Deshaciendo nuestros pasos podremos volver a la vía que lleva a la vecina Olivenza a la altura del caserío valverdeño, siendo también posible, y muy complementario, alcanzar dicha carretera retomando y continuando por el camino del que nos desviamos hacia el cenobio, que alcanza y rodea, hasta llegar a su presa, el pantano que riega los contornos. El embalse de Piedra Aguda se ofrece no sólo como un paraje idóneo para la observación de anátidas y otras aves acuáticas. Sus orillas y colinas de encinares circundantes son, ante todo, terreno más que apto para la floración de los géneros más comunes de orquídeas dadas en Extremadura, destacando entre aquéllas que en primavera embellecen estos campos diversas especies de entre las conocidas como orquídeas abejas (Ophrys scolopax, etc), la de los hombrecillos desnudos (Orchis italica), o la orquídea gigante (Barlia robertiana).

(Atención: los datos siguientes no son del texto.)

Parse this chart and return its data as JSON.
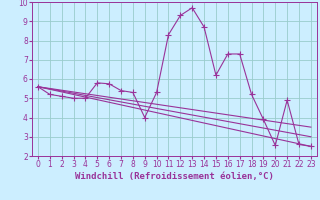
{
  "xlabel": "Windchill (Refroidissement éolien,°C)",
  "xlim": [
    -0.5,
    23.5
  ],
  "ylim": [
    2,
    10
  ],
  "xticks": [
    0,
    1,
    2,
    3,
    4,
    5,
    6,
    7,
    8,
    9,
    10,
    11,
    12,
    13,
    14,
    15,
    16,
    17,
    18,
    19,
    20,
    21,
    22,
    23
  ],
  "yticks": [
    2,
    3,
    4,
    5,
    6,
    7,
    8,
    9,
    10
  ],
  "background_color": "#cceeff",
  "grid_color": "#99cccc",
  "line_color": "#993399",
  "series_main": [
    5.6,
    5.2,
    5.1,
    5.0,
    5.0,
    5.8,
    5.75,
    5.4,
    5.3,
    4.0,
    5.3,
    8.3,
    9.3,
    9.7,
    8.7,
    6.2,
    7.3,
    7.3,
    5.2,
    3.9,
    2.55,
    4.9,
    2.6,
    2.5
  ],
  "series_linear1": [
    [
      0,
      5.6
    ],
    [
      23,
      2.5
    ]
  ],
  "series_linear2": [
    [
      0,
      5.6
    ],
    [
      23,
      3.0
    ]
  ],
  "series_linear3": [
    [
      0,
      5.6
    ],
    [
      23,
      3.5
    ]
  ],
  "marker": "+",
  "marker_size": 4,
  "line_width": 0.8,
  "font_size": 6.5,
  "tick_font_size": 5.5
}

Superada y atravesada la presa del embalse, nos dirigiremos hacia Olivenza donde, además de poder descansar, repostar o degustar la gastronomía de la región, existe la opción de perdernos entre sus encaladas calles del casco antiguo, descubriendo los vestigios de su castillo, de su amurallamiento abaluartado, así como sus valiosos ejemplos de arquitectura civil y religiosa de estilo manuelino y trazado luso, que rememoran el pasado y la historia de la localidad. Encauzados hacia el Sur por la carretera EX-107, alcanzaremos Alconchel tras recorrer 19 kms y pasar junto al castillo de Miraflores, auténtico bastión defensivo de la población. Atravesando la localidad, tomaremos el desvío que, por la carretera EX-314 lleva hasta la fronteriza Cheles. Seis kms después, una senda conocida como la Ruta de los Jarales se nos abre a nuestra izquierda, adentrándonos entre campos y heredades hacia la dehesa y finca homónima al camino, en cuyo interior se ubica, tras 8 kms de sendero, el monumento. Habrá que conducir continuamente en línea recta no cambiando nuestro rumbo hasta que, 5 kms después de haber comenzado el trayecto térreo, tomar el desvío que, a la izquierda y hacia el Sur, surge de un cruce de tres opciones. Ya sólo serán 3 kms lo que nos falten por andar, sobrepasando para ello la verja de cierre de la finca de Los Jarales. El convento de la Luz nos espera a orillas del arroyo de Friegamuñoz, en un enclave natural que nos hará olvidar nuestra conexión con lo mundanal y nos invitará, mientras cruzamos puente, nos colamos entre los arcos del acueducto que nutría de agua el monasterio, curioseamos entre los restos de dependencias sostenidas por bancales, o nos adentramos en la cueva que sirvió de capilla, a respirar naturaleza, a deleitar nuestra vista con la limpieza de las encinas, y a endulzar nuestros oídos con el rumor de las aguas de la rivera, envueltos en el mismo silencio que los frailes cultivaron, sólo roto por las lejanas ganaderías que, en calma, pastan en la lejanía de Moncarche.